Nov 262012
 

This is the second part post related to my experience with Windows 8 and will cover the hardware part.

First of all, I do not really own a Windows 8 tablet. I have Win8 on my development as well as on my home PC and I had the opportunity of playing around with a Samsung tablet running Windows 8.

The desktop

Until now, there was 100% support for Windows 8 on both my desktops. The performance is better than Windows 7  – startup time is minimal, overall performance is good. I didn’t have any issues with drivers so far so for this I am really happy.

The tablet

I only had the tablet for a few days, during which I could play around with it. The first impression is that it’s heavy. I would have expected it to be a bit lighter, since it’s a ultra portable device. On the other hand, it has a powerful i5 CPU,  which requires active cooling. Screen was 16:9, which feels a bit strange on a tablet since it’s very long but not so wide. Anyway, 16:9 is a standard today, so I cannot complain.
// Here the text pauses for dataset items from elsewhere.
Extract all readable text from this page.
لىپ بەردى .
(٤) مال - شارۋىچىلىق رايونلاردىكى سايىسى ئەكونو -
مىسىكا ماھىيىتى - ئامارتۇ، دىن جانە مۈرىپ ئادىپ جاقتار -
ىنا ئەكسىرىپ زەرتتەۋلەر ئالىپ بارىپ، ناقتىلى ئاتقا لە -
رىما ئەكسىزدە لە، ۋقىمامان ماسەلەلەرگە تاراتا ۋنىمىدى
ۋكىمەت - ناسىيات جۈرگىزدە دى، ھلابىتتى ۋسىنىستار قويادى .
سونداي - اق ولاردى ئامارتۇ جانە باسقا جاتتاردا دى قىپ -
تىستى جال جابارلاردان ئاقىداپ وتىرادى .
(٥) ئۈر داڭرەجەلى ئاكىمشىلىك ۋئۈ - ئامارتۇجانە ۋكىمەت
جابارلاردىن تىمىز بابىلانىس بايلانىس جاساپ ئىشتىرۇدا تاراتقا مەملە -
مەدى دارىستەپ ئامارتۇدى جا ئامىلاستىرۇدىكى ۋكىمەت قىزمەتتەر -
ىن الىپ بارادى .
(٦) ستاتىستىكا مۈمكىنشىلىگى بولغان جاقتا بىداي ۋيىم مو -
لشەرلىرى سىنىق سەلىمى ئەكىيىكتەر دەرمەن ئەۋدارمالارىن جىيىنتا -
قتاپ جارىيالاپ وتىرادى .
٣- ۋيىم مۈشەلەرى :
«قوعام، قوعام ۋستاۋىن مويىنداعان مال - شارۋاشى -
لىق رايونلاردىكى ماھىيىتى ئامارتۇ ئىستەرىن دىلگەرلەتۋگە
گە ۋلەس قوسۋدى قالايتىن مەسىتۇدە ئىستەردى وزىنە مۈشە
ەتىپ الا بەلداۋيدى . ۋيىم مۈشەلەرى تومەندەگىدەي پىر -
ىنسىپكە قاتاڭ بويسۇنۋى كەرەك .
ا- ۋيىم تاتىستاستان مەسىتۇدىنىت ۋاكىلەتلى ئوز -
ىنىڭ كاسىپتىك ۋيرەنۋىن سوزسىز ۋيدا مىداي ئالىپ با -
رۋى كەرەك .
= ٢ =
The overall experience of using Windows 8 on a tablet is far better than the one on the desktop. The swipe gestures feel completely natural and the interface is very very responsive. The only thing which I don’t like so much is that the keyboard takes up too much screen estate when open.

Some gestures are only supported on the tablet. For example, if you open up a photo using the Windows 8 WinRT photo viewer, on the tablet you can swipe left/right to navigate between photos. On the desktop you can’t do that.

The part that looked strange from the desktop point of view is the opening up of the top app bar vs closing an application. Actually the gestures are clear on the tablet. Slow swipe opens up the app bar, quick (throw away-like) swipe will close the app.

Overall I can say I like the feeling of the apps on the tablet. I am waiting for the prices to drop a bit to be able to exchange also my Galaxy S2 for a Windows 8 phone. I expect there to have the same natural and flowing interaction as on the tablets (maybe even more on the phone).

The ecosystem

One thing that I feel lacking is the support for other devices. Currently you can buy Windows 8 for Intel-class processors (Intel/AMD) but the support for ARM is only for hardware companies. This means that you won’t be able to install Windows 8 RT on an ARM device that doesn’t come with it out of the box.

The part where this feels necessary is hardware used for various non-entertainment appliances (think of info kiosks, embedded devices such as car navigation systems etc.). Of course Apple also lacks this, but on the other hand Android is very widespread. You can even buy a custom, USB-stick sized computer that is able to run Android. I would really like to see the same for Windows. Enabling developers to create such systems would increase the reach of the new OS to the public.

I am aware that there is Windows CE or Windows Embedded for small devices, but I also think there is a lot of potential for Windows 8 – based systems that run on cheap ARM hardware. Think of (already mentioned) info kiosks, electronic ticket counters etc. and also think about cheap hardware for universities, libraries and internet cafés, where the main activity is internet browsing, or using dedicated, simple apps.